Topic: User Access Levels
This is an extract from the file CONFIG.PHP regarding the User Access Levels:
"Security Group definitions - Depending on the AccessLevel of the user defined in the user set up the areas of functionality accessible can be modified.
Each AccessLevel is associated with an array containing the security categories that the user is entitled to access Each script has a particular security category associated with it.
If the security setting of the page is contained in the security group as determined by the access level then the user will be allowed access.
Each page has a $page_security = x; variable
This value is compared to contents of the array applicable which is based on the access level of the user.

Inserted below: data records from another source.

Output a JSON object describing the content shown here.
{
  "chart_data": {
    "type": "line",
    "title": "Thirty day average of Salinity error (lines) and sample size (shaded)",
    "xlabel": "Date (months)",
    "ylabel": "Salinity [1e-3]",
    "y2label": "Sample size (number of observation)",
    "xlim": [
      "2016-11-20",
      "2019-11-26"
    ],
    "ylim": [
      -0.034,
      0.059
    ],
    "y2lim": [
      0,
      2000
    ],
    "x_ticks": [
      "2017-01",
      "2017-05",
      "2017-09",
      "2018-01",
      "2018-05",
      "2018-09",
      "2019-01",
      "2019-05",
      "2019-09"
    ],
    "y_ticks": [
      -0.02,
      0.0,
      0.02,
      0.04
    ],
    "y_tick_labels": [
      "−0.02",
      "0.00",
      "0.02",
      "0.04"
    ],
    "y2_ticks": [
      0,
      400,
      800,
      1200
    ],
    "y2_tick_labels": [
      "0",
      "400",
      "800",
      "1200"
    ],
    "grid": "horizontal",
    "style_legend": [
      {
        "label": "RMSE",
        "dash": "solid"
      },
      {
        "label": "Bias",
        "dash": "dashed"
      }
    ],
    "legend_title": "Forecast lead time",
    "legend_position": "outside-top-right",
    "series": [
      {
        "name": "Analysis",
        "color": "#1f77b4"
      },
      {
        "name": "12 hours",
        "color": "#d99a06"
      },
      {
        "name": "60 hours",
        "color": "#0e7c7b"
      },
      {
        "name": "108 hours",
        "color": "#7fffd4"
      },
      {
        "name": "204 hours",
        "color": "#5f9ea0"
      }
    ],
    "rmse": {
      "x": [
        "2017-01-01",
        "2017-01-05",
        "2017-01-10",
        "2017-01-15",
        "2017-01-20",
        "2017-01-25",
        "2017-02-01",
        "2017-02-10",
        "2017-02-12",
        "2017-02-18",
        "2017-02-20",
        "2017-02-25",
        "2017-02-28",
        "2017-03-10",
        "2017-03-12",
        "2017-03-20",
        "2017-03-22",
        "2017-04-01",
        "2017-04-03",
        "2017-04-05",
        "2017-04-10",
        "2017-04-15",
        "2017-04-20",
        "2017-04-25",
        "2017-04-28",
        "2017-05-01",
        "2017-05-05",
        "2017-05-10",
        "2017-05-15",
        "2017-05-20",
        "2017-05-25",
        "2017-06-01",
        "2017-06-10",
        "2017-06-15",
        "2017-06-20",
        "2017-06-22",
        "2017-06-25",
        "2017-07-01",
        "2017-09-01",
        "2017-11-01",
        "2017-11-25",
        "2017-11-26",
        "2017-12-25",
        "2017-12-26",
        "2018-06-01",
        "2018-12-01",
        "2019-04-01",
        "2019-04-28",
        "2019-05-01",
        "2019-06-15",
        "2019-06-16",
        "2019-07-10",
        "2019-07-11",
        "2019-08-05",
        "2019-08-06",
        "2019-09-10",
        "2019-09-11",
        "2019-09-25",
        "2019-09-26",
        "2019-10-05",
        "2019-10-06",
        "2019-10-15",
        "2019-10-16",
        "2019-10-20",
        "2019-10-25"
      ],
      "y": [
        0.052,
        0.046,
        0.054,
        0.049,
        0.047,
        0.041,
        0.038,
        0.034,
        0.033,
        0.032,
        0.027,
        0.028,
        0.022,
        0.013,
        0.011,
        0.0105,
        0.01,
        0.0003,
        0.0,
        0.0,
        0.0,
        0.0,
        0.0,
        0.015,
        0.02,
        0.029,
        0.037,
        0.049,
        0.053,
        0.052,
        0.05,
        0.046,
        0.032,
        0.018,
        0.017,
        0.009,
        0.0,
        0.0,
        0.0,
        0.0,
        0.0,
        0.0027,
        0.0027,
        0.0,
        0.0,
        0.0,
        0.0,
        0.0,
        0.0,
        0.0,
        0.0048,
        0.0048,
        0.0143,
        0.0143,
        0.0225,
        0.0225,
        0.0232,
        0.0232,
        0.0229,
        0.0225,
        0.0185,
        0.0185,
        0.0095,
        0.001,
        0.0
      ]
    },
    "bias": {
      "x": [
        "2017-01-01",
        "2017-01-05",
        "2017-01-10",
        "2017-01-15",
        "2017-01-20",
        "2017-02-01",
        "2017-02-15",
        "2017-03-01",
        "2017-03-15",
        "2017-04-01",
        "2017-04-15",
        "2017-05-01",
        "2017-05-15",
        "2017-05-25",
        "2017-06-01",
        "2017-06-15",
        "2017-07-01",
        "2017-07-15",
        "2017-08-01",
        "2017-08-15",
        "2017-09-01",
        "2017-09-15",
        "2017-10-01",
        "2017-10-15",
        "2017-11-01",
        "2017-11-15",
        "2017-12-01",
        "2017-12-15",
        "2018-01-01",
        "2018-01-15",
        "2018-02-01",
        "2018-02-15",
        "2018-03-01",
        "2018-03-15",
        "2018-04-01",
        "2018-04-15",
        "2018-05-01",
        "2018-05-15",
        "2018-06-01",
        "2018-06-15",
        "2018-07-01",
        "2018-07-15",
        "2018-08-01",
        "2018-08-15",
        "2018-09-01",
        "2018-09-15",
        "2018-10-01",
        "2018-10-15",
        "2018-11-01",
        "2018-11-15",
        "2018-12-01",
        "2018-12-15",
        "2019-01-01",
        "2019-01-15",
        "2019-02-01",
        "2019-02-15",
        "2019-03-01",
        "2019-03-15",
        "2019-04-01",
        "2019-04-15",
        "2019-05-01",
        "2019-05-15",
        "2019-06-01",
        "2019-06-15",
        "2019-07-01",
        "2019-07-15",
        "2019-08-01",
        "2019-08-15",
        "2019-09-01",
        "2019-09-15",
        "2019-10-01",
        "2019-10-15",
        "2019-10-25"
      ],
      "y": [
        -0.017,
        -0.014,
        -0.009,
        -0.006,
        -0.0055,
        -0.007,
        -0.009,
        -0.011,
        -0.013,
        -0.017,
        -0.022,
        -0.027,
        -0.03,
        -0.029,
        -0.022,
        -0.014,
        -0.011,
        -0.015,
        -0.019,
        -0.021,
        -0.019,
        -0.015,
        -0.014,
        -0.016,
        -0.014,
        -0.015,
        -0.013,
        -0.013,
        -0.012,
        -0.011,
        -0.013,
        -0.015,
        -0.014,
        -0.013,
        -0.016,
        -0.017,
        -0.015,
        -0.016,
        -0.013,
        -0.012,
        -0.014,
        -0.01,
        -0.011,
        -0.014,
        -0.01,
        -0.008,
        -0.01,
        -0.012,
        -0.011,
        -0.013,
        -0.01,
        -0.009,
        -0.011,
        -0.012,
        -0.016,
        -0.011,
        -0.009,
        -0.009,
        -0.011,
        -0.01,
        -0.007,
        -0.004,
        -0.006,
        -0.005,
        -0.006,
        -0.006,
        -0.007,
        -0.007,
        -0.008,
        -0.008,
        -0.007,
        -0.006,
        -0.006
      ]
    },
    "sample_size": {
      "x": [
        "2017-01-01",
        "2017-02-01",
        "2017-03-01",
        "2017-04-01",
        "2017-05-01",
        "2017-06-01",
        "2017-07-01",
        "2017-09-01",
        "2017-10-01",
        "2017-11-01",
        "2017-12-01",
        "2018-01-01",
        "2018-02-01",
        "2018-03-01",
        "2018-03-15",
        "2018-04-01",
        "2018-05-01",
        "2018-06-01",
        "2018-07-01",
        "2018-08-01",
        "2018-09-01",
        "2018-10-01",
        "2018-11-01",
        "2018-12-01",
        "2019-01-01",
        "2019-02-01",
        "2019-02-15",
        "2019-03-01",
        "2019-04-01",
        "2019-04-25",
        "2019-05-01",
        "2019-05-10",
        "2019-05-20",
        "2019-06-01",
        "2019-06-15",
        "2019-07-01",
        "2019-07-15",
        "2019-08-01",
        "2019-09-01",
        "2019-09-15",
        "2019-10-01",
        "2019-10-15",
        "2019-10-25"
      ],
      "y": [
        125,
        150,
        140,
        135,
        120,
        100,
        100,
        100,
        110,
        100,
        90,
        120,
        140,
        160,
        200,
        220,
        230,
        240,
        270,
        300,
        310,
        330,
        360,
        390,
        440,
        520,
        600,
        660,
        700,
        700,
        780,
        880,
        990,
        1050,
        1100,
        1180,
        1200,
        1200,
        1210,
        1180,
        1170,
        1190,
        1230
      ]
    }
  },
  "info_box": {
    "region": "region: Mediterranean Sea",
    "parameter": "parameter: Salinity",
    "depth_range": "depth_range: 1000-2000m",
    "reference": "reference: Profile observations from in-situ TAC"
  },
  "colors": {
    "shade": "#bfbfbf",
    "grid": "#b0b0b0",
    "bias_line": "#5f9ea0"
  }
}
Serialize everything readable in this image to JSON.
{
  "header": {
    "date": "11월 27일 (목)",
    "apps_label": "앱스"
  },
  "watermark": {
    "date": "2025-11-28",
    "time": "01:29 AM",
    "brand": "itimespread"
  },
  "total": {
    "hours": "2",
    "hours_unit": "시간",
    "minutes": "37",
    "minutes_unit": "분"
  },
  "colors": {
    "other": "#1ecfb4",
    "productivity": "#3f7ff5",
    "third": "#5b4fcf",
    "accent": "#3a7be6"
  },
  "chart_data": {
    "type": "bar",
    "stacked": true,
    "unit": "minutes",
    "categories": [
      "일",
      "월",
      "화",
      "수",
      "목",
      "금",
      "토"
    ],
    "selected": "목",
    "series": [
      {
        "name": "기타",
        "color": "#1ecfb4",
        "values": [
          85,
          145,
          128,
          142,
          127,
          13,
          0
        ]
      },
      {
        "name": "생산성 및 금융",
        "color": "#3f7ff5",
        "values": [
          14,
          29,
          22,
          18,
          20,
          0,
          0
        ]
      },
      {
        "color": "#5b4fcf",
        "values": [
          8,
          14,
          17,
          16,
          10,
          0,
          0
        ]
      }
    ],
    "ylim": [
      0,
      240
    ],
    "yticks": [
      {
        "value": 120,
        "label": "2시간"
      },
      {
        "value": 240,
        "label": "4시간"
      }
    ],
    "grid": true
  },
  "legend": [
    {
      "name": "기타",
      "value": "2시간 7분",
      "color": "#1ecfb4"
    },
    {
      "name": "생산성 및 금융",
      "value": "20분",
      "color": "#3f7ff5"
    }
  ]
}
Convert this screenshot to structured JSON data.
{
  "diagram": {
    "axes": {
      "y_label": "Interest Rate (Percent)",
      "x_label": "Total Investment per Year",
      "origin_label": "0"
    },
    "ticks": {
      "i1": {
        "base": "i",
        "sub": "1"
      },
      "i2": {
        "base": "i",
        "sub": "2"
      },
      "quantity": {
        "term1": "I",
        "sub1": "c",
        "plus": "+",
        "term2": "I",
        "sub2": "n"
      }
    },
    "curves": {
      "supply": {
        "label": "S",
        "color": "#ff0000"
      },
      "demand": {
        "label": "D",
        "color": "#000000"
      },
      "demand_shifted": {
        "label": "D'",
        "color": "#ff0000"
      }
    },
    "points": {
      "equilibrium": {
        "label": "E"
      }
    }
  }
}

Access authorisation is checked in header.inc this is where _SESSION["AccessLevel"] is the index of the security_groups array. If you wish to add more security groups with then you must add a new SecurityHeading to the security_headings array and a new array of Security categories to the Security Groups array
This mechanism allows more fine grained control of access security_groups is an array of arrays
The index is the order in which the array of allowed pages is defined new ones can be defined at will or by changing the numbers in each array the security access can be tailored. These numbers need to read in conjunction with the Page Security index"
$security_headings = array( _("Inquiries"), _("Accountant"), _("System Administrator") ); $security_groups = array( array(1,2), array(1,2,3,4,5,6,7,8,9,10,11,12,13,14), array(1,2,3,4,5,6,7,8,9,10,11,12,13,14,15) );
As you can see there are 3 levels of User Access Levels at present. The corresponding arrays shows which pages a user can access. Every page has its own security level.